Examples? I’ll mention just five names from a list of thousands:
Erich von dem Bach-Zelewski, Heinz Reinefarth, Karl Streibel, Kurt Franz, Wilhelm Koppe. They were all responsible for the murder of thousands of Jews and Poles.
Waffen-SS General Erich von dem Bach-Zelewski executed 35,000 Jews in Riga and was directly responsible for massacres in Minsk and Mogilev and the intentional murder of civilians in Warsaw during the Warsaw Uprising. However, he was brought to trial only in the 1960s and convicted not for these crimes at all, but for participation in the “Night of the Long Knives” and for the pre-war murder of six German communists. The crimes of genocide committed by him as SS leader were never brought to trial.
Heinz Reinefarth, whose troops murdered about 50,000 residents of Warsaw in the Wola district in a couple of days. Not only did Reinefarth avoid any punishment, he never even stood trial and became mayor of Westerland on the island of Sylt in Germany and ultimately an esteemed member of the Landtag in Schleswig-Holstein.
SS Captain Karl Streibel, commander of the Trawniki training camp, was responsible for the execution of 6,000 Jews in one day as part of “Aktion Erntefest.” He was acquitted in 1970 in Hamburg.
Kurt Franz –– a legendary sadist and notorious murderer from Treblinka –– killed hundreds of people with his very own hands. While formally “convicted” because many murders were “proven,” he was released soon enough “due to ill health.”
This has always been a characteristic practice of German courts. Where there were active witnesses, where the acquittal was impossible due to incriminating testimonies, and where guilty charges were proven and murders condemned, the courts still managed to release convicts from their sentences under the pretext of illness or old age.

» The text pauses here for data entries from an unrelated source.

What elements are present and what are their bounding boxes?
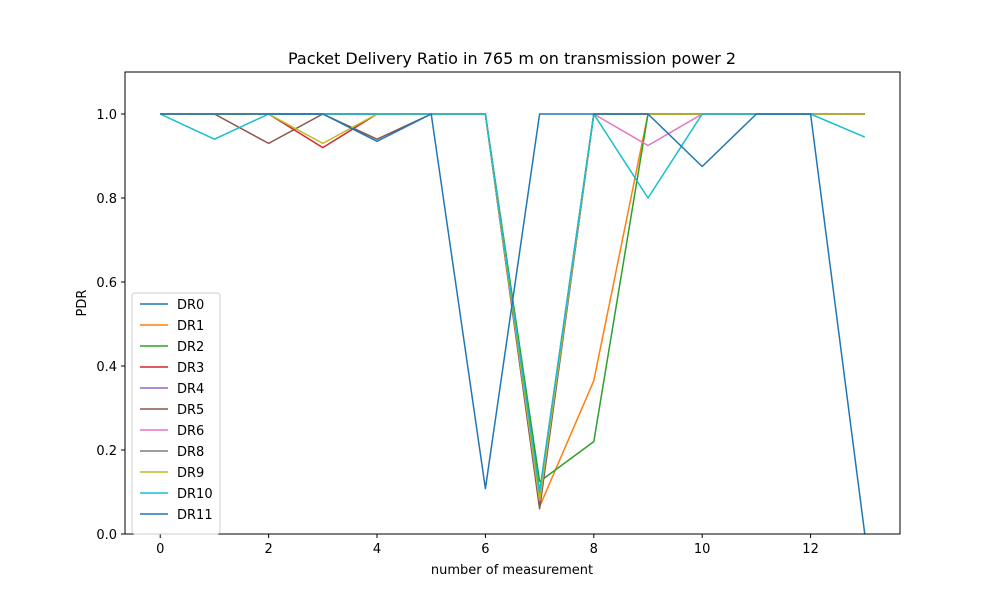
series-line-dr11: [160, 113, 866, 535]
y-tick-label: 0.4: [96, 360, 117, 375]
legend-box: [131, 292, 221, 535]
y-tick-label: 0.6: [96, 276, 117, 291]
x-tick-label: 8: [590, 542, 598, 557]
x-axis: 0 2 4 6 8 10 12: [156, 534, 819, 557]
x-tick-label: 10: [694, 542, 711, 557]
y-tick-label: 0.8: [96, 192, 117, 207]
x-tick-label: 12: [802, 542, 819, 557]
legend-label-dr6: DR6: [177, 424, 204, 439]
x-tick-label: 6: [481, 542, 489, 557]
y-axis-label: PDR: [75, 290, 90, 317]
legend-label-dr8: DR8: [177, 445, 204, 460]
y-tick-label: 0.0: [96, 528, 117, 543]
legend: DR0 DR1 DR2 DR3 DR4 DR5 DR6 DR8 DR9 DR10 DR11: [131, 292, 221, 535]
x-tick-label: 0: [156, 542, 164, 557]
legend-label-dr5: DR5: [177, 403, 204, 418]
legend-label-dr0: DR0: [177, 298, 204, 313]
chart-title: Packet Delivery Ratio in 765 m on transm…: [288, 49, 736, 68]
series-layer: [159, 113, 866, 535]
x-tick-label: 2: [264, 542, 272, 557]
legend-label-dr1: DR1: [177, 319, 204, 334]
x-tick-label: 4: [373, 542, 381, 557]
y-axis: 0.0 0.2 0.4 0.6 0.8 1.0: [96, 108, 125, 543]
legend-label-dr11: DR11: [177, 508, 213, 523]
legend-label-dr10: DR10: [177, 487, 213, 502]
legend-label-dr4: DR4: [177, 382, 204, 397]
y-tick-label: 0.2: [96, 444, 117, 459]
legend-label-dr2: DR2: [177, 340, 204, 355]
legend-label-dr3: DR3: [177, 361, 204, 376]
plot-area-frame: [124, 71, 901, 535]
x-axis-label: number of measurement: [431, 563, 593, 578]
y-tick-label: 1.0: [96, 108, 117, 123]
legend-label-dr9: DR9: [177, 466, 204, 481]
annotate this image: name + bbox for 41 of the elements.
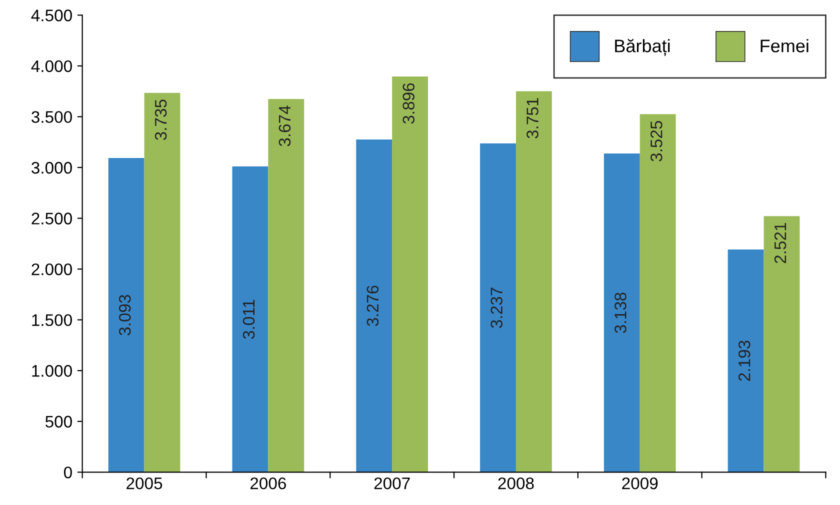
legend-label: Bărbați xyxy=(615,38,670,56)
data-label: 2.193 xyxy=(738,340,750,381)
data-label: 3.138 xyxy=(614,292,626,334)
y-tick-label: 1.000 xyxy=(32,365,72,377)
bar xyxy=(392,76,428,472)
x-tick-label: 2006 xyxy=(250,477,286,490)
y-tick-label: 4.500 xyxy=(31,10,72,22)
bar xyxy=(232,166,268,472)
bar xyxy=(640,114,676,472)
y-tick-label: 0 xyxy=(64,466,72,478)
data-label: 3.674 xyxy=(278,106,291,146)
x-tick-label: 2008 xyxy=(498,477,534,490)
y-tick-label: 2.000 xyxy=(32,263,72,276)
bar xyxy=(108,158,144,472)
y-tick-label: 1.500 xyxy=(32,314,72,326)
data-label: 3.896 xyxy=(402,83,415,124)
x-tick-label: 2009 xyxy=(622,477,658,490)
data-label: 3.237 xyxy=(490,288,502,328)
y-tick-label: 4.000 xyxy=(31,60,72,72)
data-label: 3.093 xyxy=(118,294,131,336)
bar xyxy=(480,143,516,472)
data-label: 3.011 xyxy=(242,300,255,339)
bar xyxy=(268,99,304,472)
data-label: 3.751 xyxy=(526,98,538,138)
bar xyxy=(604,153,640,472)
legend-label: Femei xyxy=(760,39,808,52)
y-tick-label: 500 xyxy=(45,416,72,428)
bar xyxy=(516,91,552,472)
y-tick-label: 3.000 xyxy=(32,162,72,174)
data-label: 3.525 xyxy=(650,120,662,162)
x-tick-label: 2007 xyxy=(374,477,410,490)
y-tick-label: 2.500 xyxy=(32,212,72,224)
bar xyxy=(356,139,392,472)
bar xyxy=(144,92,180,472)
data-label: 2.521 xyxy=(774,223,786,264)
bar xyxy=(764,216,800,472)
data-label: 3.735 xyxy=(154,100,167,140)
data-label: 3.276 xyxy=(366,286,379,326)
y-tick-label: 3.500 xyxy=(32,111,72,123)
bar xyxy=(728,249,764,472)
x-tick-label: 2005 xyxy=(126,477,162,490)
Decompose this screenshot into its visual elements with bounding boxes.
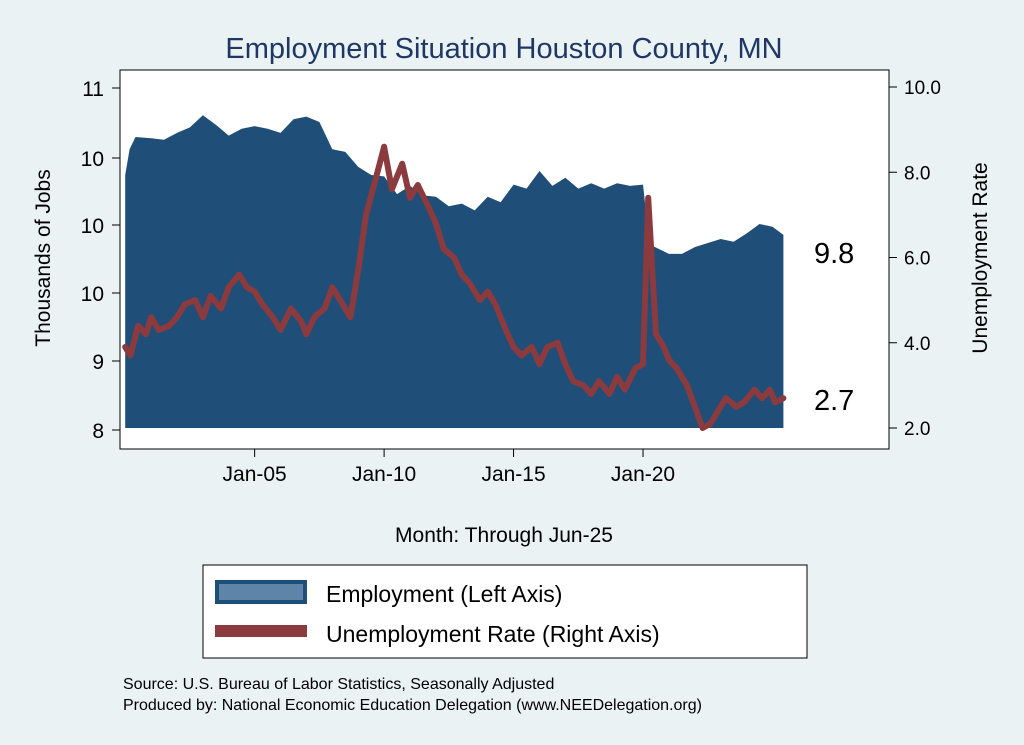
legend: Employment (Left Axis) Unemployment Rate… bbox=[202, 564, 808, 659]
chart-title: Employment Situation Houston County, MN bbox=[225, 33, 782, 65]
y-right-tick-label: 4.0 bbox=[904, 334, 930, 355]
x-tick-label: Jan-05 bbox=[223, 463, 287, 486]
unemployment-end-label: 2.7 bbox=[814, 385, 854, 417]
y-left-tick-label: 11 bbox=[82, 78, 104, 101]
employment-area bbox=[125, 115, 784, 428]
y-left-tick-label: 10 bbox=[81, 283, 104, 306]
x-axis: Jan-05 Jan-10 Jan-15 Jan-20 bbox=[223, 449, 675, 486]
unemployment-line-layer bbox=[122, 143, 787, 431]
y-right-tick-label: 6.0 bbox=[904, 249, 930, 270]
legend-swatch-employment-inner bbox=[219, 584, 303, 600]
y-left-tick-label: 10 bbox=[81, 215, 104, 238]
left-axis: 11 10 10 10 9 8 bbox=[81, 78, 120, 443]
employment-area-layer bbox=[125, 115, 784, 428]
y-left-axis-title: Thousands of Jobs bbox=[32, 169, 55, 346]
legend-label-employment: Employment (Left Axis) bbox=[326, 581, 562, 607]
legend-swatch-unemployment bbox=[215, 625, 307, 637]
y-right-axis-title: Unemployment Rate bbox=[969, 162, 992, 353]
y-left-tick-label: 9 bbox=[92, 351, 104, 374]
legend-label-unemployment: Unemployment Rate (Right Axis) bbox=[326, 621, 660, 647]
y-right-tick-label: 2.0 bbox=[904, 419, 930, 440]
y-right-tick-label: 8.0 bbox=[904, 163, 930, 184]
y-left-tick-label: 10 bbox=[81, 148, 104, 171]
x-tick-label: Jan-20 bbox=[611, 463, 675, 486]
source-line-1: Source: U.S. Bureau of Labor Statistics,… bbox=[123, 676, 554, 693]
x-tick-label: Jan-10 bbox=[352, 463, 416, 486]
y-left-tick-label: 8 bbox=[92, 420, 104, 443]
x-axis-title: Month: Through Jun-25 bbox=[395, 524, 613, 547]
legend-box bbox=[202, 564, 808, 659]
right-axis: 10.0 8.0 6.0 4.0 2.0 bbox=[889, 78, 941, 440]
employment-end-label: 9.8 bbox=[814, 238, 854, 270]
unemployment-line bbox=[122, 143, 787, 431]
source-line-2: Produced by: National Economic Education… bbox=[123, 697, 702, 714]
y-right-tick-label: 10.0 bbox=[904, 78, 941, 99]
x-tick-label: Jan-15 bbox=[481, 463, 545, 486]
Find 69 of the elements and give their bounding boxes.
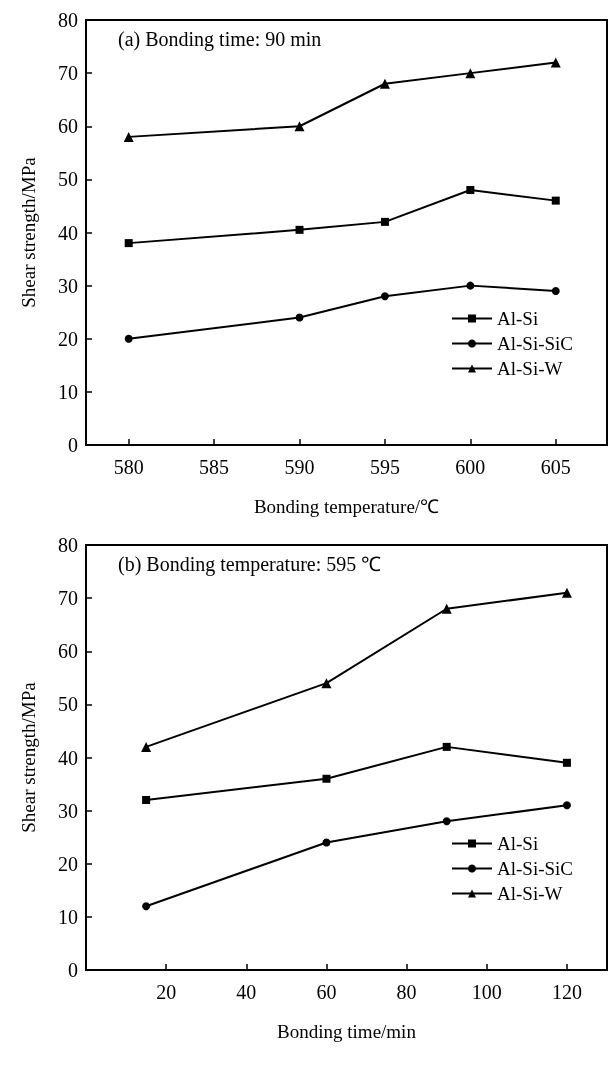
- x-tick-label: 40: [236, 981, 257, 1003]
- point: [142, 902, 151, 911]
- point: [380, 292, 389, 301]
- legend-label: Al-Si-W: [496, 358, 563, 379]
- point: [561, 587, 572, 598]
- legend-label: Al-Si-SiC: [496, 858, 574, 879]
- y-tick-label: 50: [58, 693, 78, 716]
- point: [123, 131, 134, 142]
- x-axis-title: Bonding temperature/℃: [253, 496, 440, 517]
- point: [465, 68, 476, 79]
- y-tick-label: 40: [58, 221, 78, 244]
- y-axis-title: Shear strength/MPa: [18, 156, 39, 308]
- point: [295, 313, 304, 322]
- y-tick-label: 70: [58, 587, 78, 610]
- point: [294, 121, 305, 132]
- x-tick-label: 600: [455, 456, 486, 478]
- point: [550, 57, 561, 68]
- y-tick-label: 40: [58, 746, 78, 769]
- y-tick-label: 80: [58, 9, 78, 31]
- point: [442, 817, 451, 826]
- y-tick-label: 30: [58, 799, 78, 822]
- point: [142, 796, 151, 804]
- point: [551, 286, 560, 295]
- point: [442, 742, 451, 751]
- point: [321, 678, 332, 689]
- chart-title: (a) Bonding time: 90 min: [118, 28, 322, 51]
- y-tick-label: 0: [68, 959, 78, 981]
- y-axis-title: Shear strength/MPa: [18, 681, 39, 833]
- x-tick-label: 80: [396, 981, 417, 1003]
- point: [124, 239, 133, 248]
- point: [141, 741, 152, 752]
- x-tick-label: 605: [540, 456, 571, 478]
- legend-label: Al-Si-W: [496, 883, 563, 904]
- chart-title: (b) Bonding temperature: 595 ℃: [118, 553, 382, 576]
- x-tick-label: 590: [284, 456, 315, 478]
- x-tick-label: 120: [551, 981, 582, 1003]
- point: [380, 217, 389, 226]
- point: [124, 334, 133, 343]
- legend-label: Al-Si: [496, 308, 539, 329]
- x-tick-label: 60: [316, 981, 337, 1003]
- x-tick-label: 580: [113, 456, 144, 478]
- y-tick-label: 60: [58, 115, 78, 138]
- point: [322, 838, 331, 847]
- y-tick-label: 70: [58, 62, 78, 85]
- point: [562, 758, 571, 767]
- legend-label: Al-Si: [496, 833, 539, 854]
- y-tick-label: 10: [58, 905, 78, 928]
- y-tick-label: 20: [58, 852, 78, 875]
- y-tick-label: 60: [58, 640, 78, 663]
- y-tick-label: 0: [68, 434, 78, 456]
- y-tick-label: 10: [58, 380, 78, 403]
- point: [322, 774, 331, 783]
- point: [295, 225, 304, 234]
- point: [551, 196, 560, 205]
- x-tick-label: 595: [369, 456, 400, 478]
- point: [379, 78, 390, 89]
- y-tick-label: 20: [58, 327, 78, 350]
- x-tick-label: 100: [471, 981, 502, 1003]
- point: [466, 281, 475, 290]
- point: [562, 801, 571, 810]
- legend-label: Al-Si-SiC: [496, 333, 574, 354]
- point: [466, 186, 475, 194]
- point: [441, 603, 452, 614]
- y-tick-label: 30: [58, 274, 78, 297]
- x-axis-title: Bonding time/min: [277, 1021, 417, 1042]
- y-tick-label: 80: [58, 534, 78, 556]
- x-tick-label: 585: [199, 456, 230, 478]
- y-tick-label: 50: [58, 168, 78, 191]
- x-tick-label: 20: [156, 981, 177, 1003]
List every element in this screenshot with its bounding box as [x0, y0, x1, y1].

Finally, there’s Wilhelm Koppe. As Himmler’s most trusted man, loyal Nazi genocide perpetrator, and co-founder of the death camp in Chełmno nad Nerem, he oversaw the very location where over 200,000 people were murdered. Despite representing arguably the definition of a genocidal Nazi mass murderer, he was never even brought to trial, and the German authorities knowingly refused to extradite him to Poland.
These details, these stories, and these statements have echoed for decades.
And for these crimes, the German president could’ve sought forgiveness. And not only from Jews, but also Poles. Forgiveness for post-war German negligence, for protecting criminals, for ensuring impunity for mass murderers, for hiding genocides from justice, for ensuring that no “harm” came to them.
For what was “accomplished” intentionally, purposefully, and systemically over the enduring post-war period by the institutions of the Federal Republic of Germany.
The state of which he is the head, the history of which he is now irreparably and irreconcilably responsible.